This weekend I came across a big issue with my HPe MSA 2040 where one of the SAN controllers became unresponsive, and appeared to had failed because it would not boot.
It all started when I decided to clean the MSA SAN. I try to clean the components once or twice a year to remove dust and make sure it’s not getting all jammed up. Sometimes I’ll shut the entire unit down and remove the individual components, other times I’ll remove them while operating. Because of the redundancies and since I have two controllers, I can remove and clean each controller individually at separate times.
Please Note: When dusting equipment with fans, never allow the fans to spin up with compressed air as this can generate current which can damage components.

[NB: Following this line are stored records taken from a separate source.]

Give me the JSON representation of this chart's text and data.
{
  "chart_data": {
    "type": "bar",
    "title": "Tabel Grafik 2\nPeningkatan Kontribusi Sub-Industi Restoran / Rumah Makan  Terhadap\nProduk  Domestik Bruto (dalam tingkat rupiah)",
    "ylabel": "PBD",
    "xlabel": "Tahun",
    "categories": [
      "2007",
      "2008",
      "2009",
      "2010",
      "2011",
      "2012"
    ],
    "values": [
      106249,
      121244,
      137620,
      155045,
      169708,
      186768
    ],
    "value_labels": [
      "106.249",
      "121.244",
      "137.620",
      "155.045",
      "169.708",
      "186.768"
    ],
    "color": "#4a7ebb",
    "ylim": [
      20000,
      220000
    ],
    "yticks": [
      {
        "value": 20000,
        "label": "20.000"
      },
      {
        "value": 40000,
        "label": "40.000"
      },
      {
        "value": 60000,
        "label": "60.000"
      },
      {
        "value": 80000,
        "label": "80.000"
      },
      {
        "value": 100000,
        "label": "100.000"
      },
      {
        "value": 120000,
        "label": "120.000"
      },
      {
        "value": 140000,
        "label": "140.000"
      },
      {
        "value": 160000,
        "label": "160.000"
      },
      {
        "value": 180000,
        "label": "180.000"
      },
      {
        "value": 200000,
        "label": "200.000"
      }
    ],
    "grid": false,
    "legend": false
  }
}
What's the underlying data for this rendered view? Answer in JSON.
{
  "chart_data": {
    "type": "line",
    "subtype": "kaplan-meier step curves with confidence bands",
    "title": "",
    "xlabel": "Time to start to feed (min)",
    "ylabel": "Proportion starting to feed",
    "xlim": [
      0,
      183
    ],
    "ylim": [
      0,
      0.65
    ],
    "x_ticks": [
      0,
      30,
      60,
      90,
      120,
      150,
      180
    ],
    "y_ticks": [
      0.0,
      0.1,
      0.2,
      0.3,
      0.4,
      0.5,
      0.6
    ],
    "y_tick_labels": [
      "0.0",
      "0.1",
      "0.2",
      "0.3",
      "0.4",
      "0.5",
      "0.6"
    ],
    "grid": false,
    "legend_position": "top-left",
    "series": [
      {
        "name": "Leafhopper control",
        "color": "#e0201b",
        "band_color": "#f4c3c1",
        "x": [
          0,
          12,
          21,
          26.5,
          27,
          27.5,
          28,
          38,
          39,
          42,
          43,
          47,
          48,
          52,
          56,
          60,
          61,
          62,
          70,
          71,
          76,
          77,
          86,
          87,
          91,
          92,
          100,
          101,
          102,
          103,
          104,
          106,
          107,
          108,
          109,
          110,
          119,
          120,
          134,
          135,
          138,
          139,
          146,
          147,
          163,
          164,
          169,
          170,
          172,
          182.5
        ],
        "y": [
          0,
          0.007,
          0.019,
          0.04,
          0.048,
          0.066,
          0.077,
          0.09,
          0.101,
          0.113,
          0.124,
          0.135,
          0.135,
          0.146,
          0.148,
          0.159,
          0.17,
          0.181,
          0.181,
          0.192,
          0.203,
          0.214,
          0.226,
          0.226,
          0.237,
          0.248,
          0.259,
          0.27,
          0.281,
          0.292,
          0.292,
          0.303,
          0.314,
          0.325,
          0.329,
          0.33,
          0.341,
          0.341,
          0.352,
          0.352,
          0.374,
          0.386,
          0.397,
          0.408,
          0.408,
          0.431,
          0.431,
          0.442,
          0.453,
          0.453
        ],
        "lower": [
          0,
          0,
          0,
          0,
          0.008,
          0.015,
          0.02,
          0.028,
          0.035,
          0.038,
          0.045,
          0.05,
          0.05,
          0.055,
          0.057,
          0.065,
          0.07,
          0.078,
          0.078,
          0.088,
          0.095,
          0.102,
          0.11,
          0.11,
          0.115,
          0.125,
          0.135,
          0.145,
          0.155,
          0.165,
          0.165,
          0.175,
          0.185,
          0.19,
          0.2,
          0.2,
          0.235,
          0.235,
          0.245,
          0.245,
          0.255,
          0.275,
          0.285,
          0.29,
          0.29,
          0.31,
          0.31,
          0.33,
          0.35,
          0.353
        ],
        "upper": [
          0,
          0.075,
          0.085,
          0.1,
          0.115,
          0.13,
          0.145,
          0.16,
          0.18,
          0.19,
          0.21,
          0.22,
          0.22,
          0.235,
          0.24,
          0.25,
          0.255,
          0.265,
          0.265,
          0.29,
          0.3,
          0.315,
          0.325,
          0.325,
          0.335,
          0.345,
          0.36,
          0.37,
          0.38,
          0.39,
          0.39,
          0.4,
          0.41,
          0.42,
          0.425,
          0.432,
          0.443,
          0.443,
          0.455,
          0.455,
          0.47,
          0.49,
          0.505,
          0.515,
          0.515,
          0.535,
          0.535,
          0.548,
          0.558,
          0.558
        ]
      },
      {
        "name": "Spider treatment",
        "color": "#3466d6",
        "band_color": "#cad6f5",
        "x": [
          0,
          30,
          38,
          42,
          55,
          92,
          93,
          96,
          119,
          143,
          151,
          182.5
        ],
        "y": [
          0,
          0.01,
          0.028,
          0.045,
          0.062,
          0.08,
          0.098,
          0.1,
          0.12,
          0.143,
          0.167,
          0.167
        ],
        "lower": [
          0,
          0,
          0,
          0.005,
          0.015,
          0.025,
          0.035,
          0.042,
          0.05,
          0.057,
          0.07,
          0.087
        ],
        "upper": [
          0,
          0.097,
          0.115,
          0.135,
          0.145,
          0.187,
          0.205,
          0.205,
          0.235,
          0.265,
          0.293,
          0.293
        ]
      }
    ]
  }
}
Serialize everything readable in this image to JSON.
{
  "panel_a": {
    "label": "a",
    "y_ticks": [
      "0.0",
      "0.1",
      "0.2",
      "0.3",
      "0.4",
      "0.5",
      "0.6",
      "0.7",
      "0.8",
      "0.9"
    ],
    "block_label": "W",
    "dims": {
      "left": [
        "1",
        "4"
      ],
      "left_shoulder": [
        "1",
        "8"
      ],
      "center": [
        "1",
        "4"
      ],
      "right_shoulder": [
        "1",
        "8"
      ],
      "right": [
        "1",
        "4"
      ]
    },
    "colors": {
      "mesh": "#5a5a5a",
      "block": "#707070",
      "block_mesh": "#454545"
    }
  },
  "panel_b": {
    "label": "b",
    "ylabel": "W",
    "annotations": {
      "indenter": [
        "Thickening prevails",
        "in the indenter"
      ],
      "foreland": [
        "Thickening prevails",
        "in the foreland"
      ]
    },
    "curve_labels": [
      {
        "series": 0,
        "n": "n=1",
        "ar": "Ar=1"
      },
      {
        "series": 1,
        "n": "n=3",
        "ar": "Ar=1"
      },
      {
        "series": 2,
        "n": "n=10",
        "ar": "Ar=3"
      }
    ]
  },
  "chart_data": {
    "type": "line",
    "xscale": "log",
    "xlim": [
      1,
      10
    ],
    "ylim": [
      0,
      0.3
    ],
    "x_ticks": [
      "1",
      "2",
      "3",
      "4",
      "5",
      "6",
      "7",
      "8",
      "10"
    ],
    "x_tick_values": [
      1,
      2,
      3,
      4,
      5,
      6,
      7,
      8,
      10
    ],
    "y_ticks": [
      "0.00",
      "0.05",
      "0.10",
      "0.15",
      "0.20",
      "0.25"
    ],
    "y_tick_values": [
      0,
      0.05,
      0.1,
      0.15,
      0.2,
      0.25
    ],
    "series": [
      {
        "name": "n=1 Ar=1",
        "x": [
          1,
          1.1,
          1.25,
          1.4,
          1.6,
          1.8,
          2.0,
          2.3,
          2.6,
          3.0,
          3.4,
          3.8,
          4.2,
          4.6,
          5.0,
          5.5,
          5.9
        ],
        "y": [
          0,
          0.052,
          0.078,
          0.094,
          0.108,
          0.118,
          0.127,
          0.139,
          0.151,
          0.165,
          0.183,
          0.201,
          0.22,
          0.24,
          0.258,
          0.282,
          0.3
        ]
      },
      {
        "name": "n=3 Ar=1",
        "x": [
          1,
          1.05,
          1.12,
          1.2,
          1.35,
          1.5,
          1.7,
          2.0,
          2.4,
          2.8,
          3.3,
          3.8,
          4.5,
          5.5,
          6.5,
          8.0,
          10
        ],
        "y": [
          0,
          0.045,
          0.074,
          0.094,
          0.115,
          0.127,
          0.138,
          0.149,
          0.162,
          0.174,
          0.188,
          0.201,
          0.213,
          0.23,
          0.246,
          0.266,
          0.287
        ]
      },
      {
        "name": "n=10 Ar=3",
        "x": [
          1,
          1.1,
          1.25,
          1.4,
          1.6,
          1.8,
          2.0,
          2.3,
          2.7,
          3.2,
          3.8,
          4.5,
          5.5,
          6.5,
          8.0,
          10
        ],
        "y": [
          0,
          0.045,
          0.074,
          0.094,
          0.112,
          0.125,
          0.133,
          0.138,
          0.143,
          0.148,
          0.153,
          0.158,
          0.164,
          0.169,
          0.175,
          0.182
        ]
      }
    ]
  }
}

Never allow compressed air flow to spin up fans.
After cleaning out the power supply’s, it came time to clean the controllers.
As always, I logged in to the SMU to shutdown controller A (storage). I shut it down, the blue LED illuminated it was safe for removal. I then proceeded to remove it, clean it, and re-insert it. The controller came back online, and ownership of the applicable disk groups were successfully moved back. Controller A was now completed successfully. I continued to do the same for controller B: I logged in to shutdown controller B (storage). It shut down just like controller A, the blue LED removable light illuminated. I was able to remove it, clean it, and re-insert it.
However, controller B did not come back online.
After inserting controller B, the status light was flashing (as if it was booting). I waited 20 minutes with no change. The SMU on controller B was responding to HTTPS requests, however you could not log on due to the error “system is initializing”. SSH was functioning and you could log in and issue commands, however any command to get information would return “Please wait while this information is pulled from the MC controller”, and ultimately fail. The SMU on controller A would report a controller fault on controller B, and not provide any other information (including port status on controller B).
I then tried to re-seat the controller with the array still running. Gave it plenty of time with no effect.
I then removed the failed controller, shutdown the unit, powered it back on (only with controller A), and re-inserted Controller B. Again, no effect.
At this point I’m thinking the controller may have failed or died during the cleaning process. I was just about to call HPe support for a replacement until I noticed the “Power LED” light inside of the failed controller would flash every 5 seconds while removed.
This made me start to wonder if there was an issue writing the cache to the compact flash card, or if the controller was still running off battery power but had completely frozen.
I tried these 3 things on the failed controller while it was unplugged and removed:
- I left the controller untouched for 1 hour out of the array (to maybe let it finish whatever it was doing while on battery power)
- There’s an unlabeled button on the back of the controller. As a last resort (thinking it was a reset button), I pressed and held it for 20 seconds, waited a minute, then briefly pressed it for 1 second while it was out of the unit.
- I removed the Compact Flash card from the controller for 1 minute, then re-inserted it. In hoping this would fail the cache copy if it was stuck in the process of writing cache to compact flash.
I then re-inserted the controller, and it booted fine! It was not functioning and working (and came up very fast). Looking at the logs, it has no record of what occurred between the first shutdown, and final boot. I hope this post helps someone else with the same issue, it can save you a support ticket, and time with a controller down.
PLEASE NOTE: I could not find any information on the unlabeled button on the controller, and it’s hard to know exactly what it does. Perform this at your own risk (make sure you have a backup). Since I have 2 controllers, and my MSA 2040 was running fine on Controller A, I felt comfortable doing this, as if this did reset controller B, the configuration would replicate back from controller A. I would not do this in a single controller environment.
Update – 24 Hours later
After I got everything up and running, I checked the logs of the unit and couldn’t find anything on controller B that looked out of ordinary. However, 24 hours later, I logged back in and noticed some new events showed up from the day before (from the day I had the issues):
You’ll notice the event log with severity error:
Recovery from internal processor fault detected on controller. Code 549
One thing that’s very odd is that I know for a fact the time is wrong on the error severity log entry, this could be due to the fact we had a daylight savings time change last night at midnight. Either way it appears that it finally did detect that the Storage controller was in an error state and logged it, but it still would have been nice for some more information.
On a final note, the unit has been running perfectly for over 24 hours.